Along with the product graphic, a written text outlook discussion is also included at release time. The narrative provides a review of the past week across the global Tropics, a description of the current climate-weather situation, the factors and reasoning behind the depicted outlook and notes on any other issues the user should be aware of. The discussion discusses the impacts in the Tropics as well as potential impacts in the Extratropics when relevant.
Product Physical Basis
The product synthesizes information and expert analysis related to climate variability across multiple time scales and from various sources, including operational climate monitoring products. The physical basis for the outlooks include
El Nino-Southern Oscillation (ENSO) , the
Madden-Julian Oscillation (MJO), strength and variations of the monsoon systems, other coherent subseasonal tropical variability such as atmospheric Kelvin waves (KW), Equatorial Rossby waves (ERW), African easterly waves, as well as interactions with the extratropical circulation (i.e. high latitude blocking, low-latitude frontal activity, etc.).
Product Forecast Tools
The outlook maps are currently created subjectively based on a number of forecast tools, many of which are objective. The final depiction is an assessment of these forecast tools based on a number of factors to create the final product. Work is ongoing to create an objective consolidation of some of the available forecast tools to serve as a first guess for the forecaster. Forecast tools include MJO composites, empirical and dynamical based MJO, ERW and KW forecasts, and raw dynamical model guidance from a number of modeling systems. Tropical cyclone areas are based on MJO composites and statistical and dynamical tropical cyclone forecasts as well as raw model forecast guidance.

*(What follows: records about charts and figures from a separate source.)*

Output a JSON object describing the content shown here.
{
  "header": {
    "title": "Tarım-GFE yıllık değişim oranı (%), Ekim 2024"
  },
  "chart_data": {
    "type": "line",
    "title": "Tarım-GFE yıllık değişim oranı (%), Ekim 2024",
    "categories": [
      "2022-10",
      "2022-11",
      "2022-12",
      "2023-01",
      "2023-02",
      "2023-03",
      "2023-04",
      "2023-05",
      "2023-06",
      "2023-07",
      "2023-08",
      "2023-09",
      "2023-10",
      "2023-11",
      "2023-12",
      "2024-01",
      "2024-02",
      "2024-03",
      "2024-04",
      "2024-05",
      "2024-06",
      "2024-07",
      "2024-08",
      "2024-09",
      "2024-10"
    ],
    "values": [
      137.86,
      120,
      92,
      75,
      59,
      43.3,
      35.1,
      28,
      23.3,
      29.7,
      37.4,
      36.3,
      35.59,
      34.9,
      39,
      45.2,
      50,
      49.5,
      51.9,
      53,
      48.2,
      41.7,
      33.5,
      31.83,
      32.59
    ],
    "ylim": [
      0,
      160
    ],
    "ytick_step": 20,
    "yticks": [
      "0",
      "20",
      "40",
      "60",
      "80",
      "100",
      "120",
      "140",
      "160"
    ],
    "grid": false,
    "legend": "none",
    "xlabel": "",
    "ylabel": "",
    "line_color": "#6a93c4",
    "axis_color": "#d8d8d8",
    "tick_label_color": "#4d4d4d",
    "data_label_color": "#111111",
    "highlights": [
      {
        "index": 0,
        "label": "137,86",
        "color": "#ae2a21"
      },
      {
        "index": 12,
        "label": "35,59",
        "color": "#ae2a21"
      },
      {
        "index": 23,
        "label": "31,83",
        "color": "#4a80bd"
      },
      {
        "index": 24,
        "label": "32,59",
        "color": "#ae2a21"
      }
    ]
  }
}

The product supports the NOAA mission in three primary ways:
- Assess and forecast important changes in the distribution of tropical convection (i.e., potential circulation changes across the Pacific and North America sectors) and communicate this information to NWS forecasters
- Provide advance notice of potential hazards related to climate, weather and hydrological events across the global tropics (including tropical cyclone risks for several NWS regions)
- Support various sectors of the U.S. economy (finance, energy, agriculture, water resource management) that have foreign interests.
The product is created through collaboration with other NOAA centers, [the National Hurricane Center (NHC) and the Central Pacific Hurricane Center (CPHC)], the Department of Defense [The Joint Typhoon Warning Center (JTWC) and the Naval Postgraduate School (NPS)], the Australian Bureau of Meteorology, Taiwan Central Weather Bureau, the State University of New York at Albany (SUNY) and the Center for Climate and Satellites (CICS), among other collaborators.
Product Users and Applications
Known users include U.S. government agencies such as NOAA [National Weather Service (NWS), River Forecast Centers (RFCs), the National Marine Fisheries Service (NMFS), the Department of the Interior (U.S. Forest Service), aid organizations (U.S. and international Red Cross, USAID), domestic and global private sector interests (financial, energy, water resource management and agricultural sectors), international weather services and various media meteorologists.
Some special applications of the product in the past include extended range predictions to support Haiti earthquake and Deepwater Horizon oil spill relief efforts as well as support for the Dynamics of the MJO (DYNAMO) scientific field campaign held from October 2011 through March 2012.